Editor’s Note: This post was updated in August 2016 for accuracy and comprehensiveness.
Monitoring tools are only as good as YOU make them! Not really what you wanted to hear? Well, at least the truth will set you free! This article will cover 10 tips for monitoring best practices. Guess what… they are all about you – not the monitoring tools or features!
All monitoring solutions simply do what YOU tell them to. Usually, monitoring tools come in two varieties:
Sensitive type – all alerts are automatically switched on.
Quite type – all alerts are disabled and you need to enable them manually.
To create a manageable alerting system, simply follow these rules!
And don’t forget to check Monitis’ new alerting integrations brought to boost your operational efficiency level!
1: Plan and Configure Alerts That Work for You!
Good monitoring tools will allow for granular alerting, often used for Escalation Alerting. This means you can set up alerts and thresholds based on the number of failures for a particular metric. Here is a quick example:
Alert Threshold 1: Email to the “new hire” (he/she is young and is up at 2 A.M. anyway)
Alert Threshold 2: Email/ SMS to lead engineer…. That new hire is over his head!
Alert Threshold 3: Email/SMS/ Phone call to YOU, put on your cape and save the day!
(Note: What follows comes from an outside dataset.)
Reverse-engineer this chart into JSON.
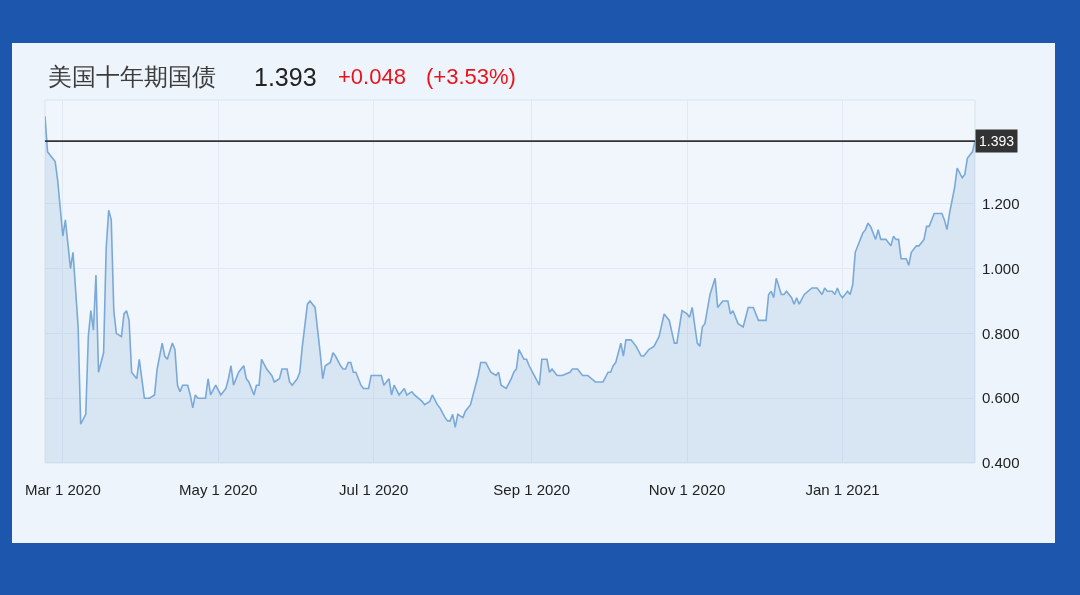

2: Set Priorities! Classify Your Systems Based on Importance
Not all systems are as critical as others. Identify the most important systems and be sure their alerting is a bit more sensitive than the others. To do this I suggest making a list of all of your systems, then placing into logical categories. Here are some example categories, that you definitely should adopt:
Category 1: I’m about to lose my job/client!!
Category 2: My boss is going to kick my butt….
Category 3: Here comes the phone calls…
Category 4: Forgot to power the server on last week… nobody noticed….
3: Never Allow a Single Point of Failure
On premise solutions are a single point of failure (who monitors the monitoring solution?). When SaaS monitoring tool provides more than 1 location, you should be using more than one location. Agent-based monitoring can monitor each device but they can also monitor fellow agents.
4: Know Your Audience
In a world where there are more cellphones in the world than there are people, knowing what media will get you and your team’s attention is key to a successful monitoring solution.
Monitoring tools that provide a wide range of alerting methods will ensure that, when that alert comes there will be someone there to hear it.
5: Test Your Monitoring Tool and Alert System
I suggest that you keep a few spare sub.domains around for testing. These can be handy when trying to verify your alerting and escalation rules.
6: Never Set Up an Email Filter for Your Alerts
Never set up email filters or rules for your alerts. If you have done this, then your system is not set up correctly. Please, go back to Tip 1. Automatic rules that process alerts to folders will result in an effect called “out of sight, out of mind”. This a quick way to ignore alerts, and increase downtime.
7: If Everything is Quiet, Something is Wrong…
Very few system have 100% Uptime. Downtime is sometimes unavoidable. Keep any eye on your monitoring tool. If you have not received an alert in a while, be sure that everything is still configured correctly.
8: Create a Process for How Alerts are Resolved
Creating a process on how to handle Alerts will allow for the quickest resolution and hold all parties accountable. Emailing 5 people in a group only causes confusion and more work.
9: Ask for Help
You are not alone when setting up a monitoring tool. Good vendors have support and technical staff that are there to assist you. Take advantage of their knowledge of the product and their experiences with other customers. Be direct and simply ask them to review your set up before it fails and you find out it was set up incorrectly.
10: Document Everything!!
It is crucial to document exactly how you have set up your monitoring tool and why. Make sure that this documentation can be editable in real-time and easily accessible for all team members.